と、この辺でインベントリ関係の喜びは抑えておいてっと。
「他にはないよな」
見渡す限り、この騎士以外のそれらしいものはなく、残るは玉座となった。
「あの反応から見るに、おそらく間違いないだろう」
クエスト的なのでいくと、玉座に座って護衛の騎士に王としての器を見せてくださいとかそんなところだろう。

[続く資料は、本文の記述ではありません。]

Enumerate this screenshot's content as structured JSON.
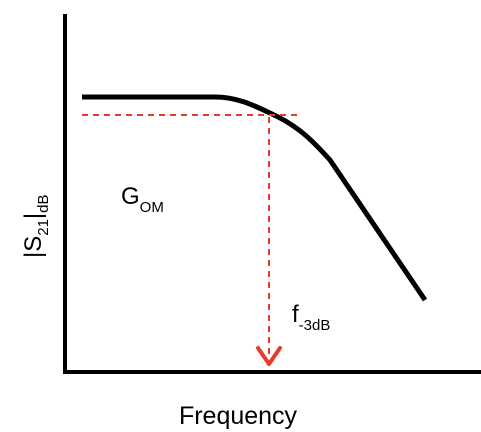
{
  "diagram": {
    "x_axis_label": "Frequency",
    "y_axis_label": {
      "main": "|S",
      "sub": "21",
      "bar": "|",
      "sub2": "dB"
    },
    "gain_label": {
      "main": "G",
      "sub": "OM"
    },
    "cutoff_label": {
      "main": "f",
      "sub": "-3dB"
    }
  },
  "colors": {
    "axis": "#000000",
    "curve": "#000000",
    "guide": "#e53c2e"
  }
}
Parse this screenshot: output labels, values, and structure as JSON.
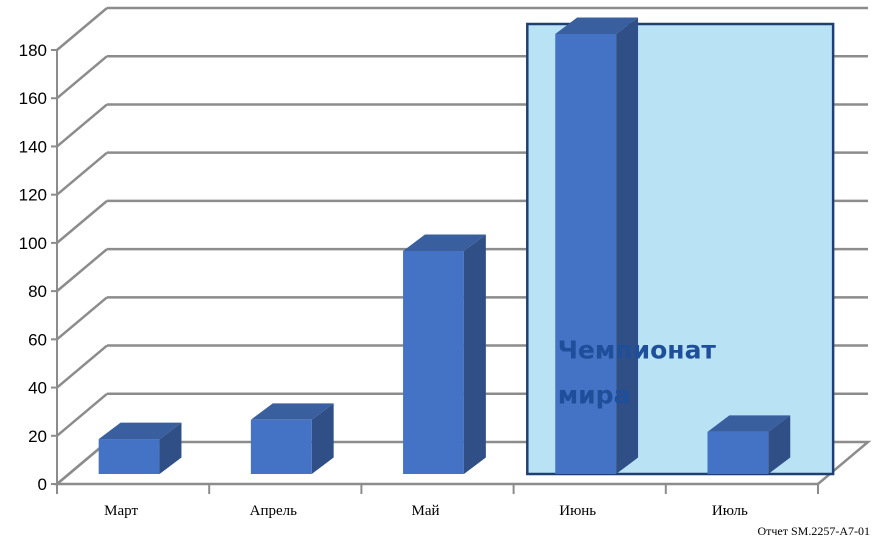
{
  "chart_data": {
    "type": "bar",
    "categories": [
      "Март",
      "Апрель",
      "Май",
      "Июнь",
      "Июль"
    ],
    "values": [
      12,
      20,
      90,
      180,
      15
    ],
    "ylim": [
      0,
      180
    ],
    "yticks": [
      0,
      20,
      40,
      60,
      80,
      100,
      120,
      140,
      160,
      180
    ],
    "grid": true,
    "three_d": true,
    "bar_color": "#4472c4",
    "highlight": {
      "category": "Июнь",
      "span_categories": [
        "Июнь",
        "Июль"
      ],
      "label": "Чемпионат мира",
      "fill": "#b9e3f4",
      "stroke": "#1f3f73"
    }
  },
  "footer": "Отчет SM.2257-A7-01"
}
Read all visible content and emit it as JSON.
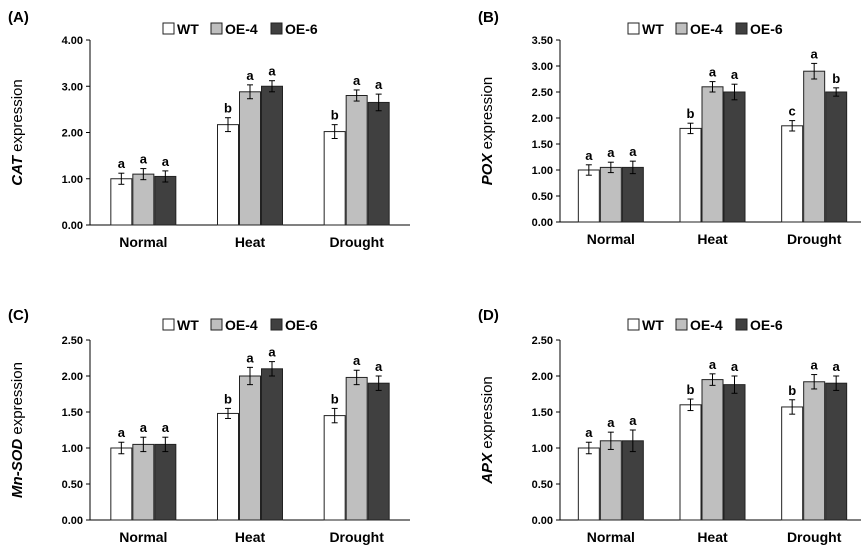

「よし! そうと決まれば、金をちゃっちゃと生成して玉座に座るか!」
一回限りの大生産!
バーゲンセールではありません!
一つ一つがしっかりとした価値を持ち、とてつもない破壊的な力を見せてくれるのです!(早口)
そして、生成が終わった俺は、玉座に座る。
ゴゴゴ⋯⋯。
「⋯⋯ん? やっぱり成功か?」
震度5くらいの揺れが神殿内で発生し、攻略が完了したのだと安堵する。
「よし、あとは流れに身を任せて⋯⋯戻りますか!」
まさか、この直後──喜びなどとても言えない状況に俺は遭遇することになった。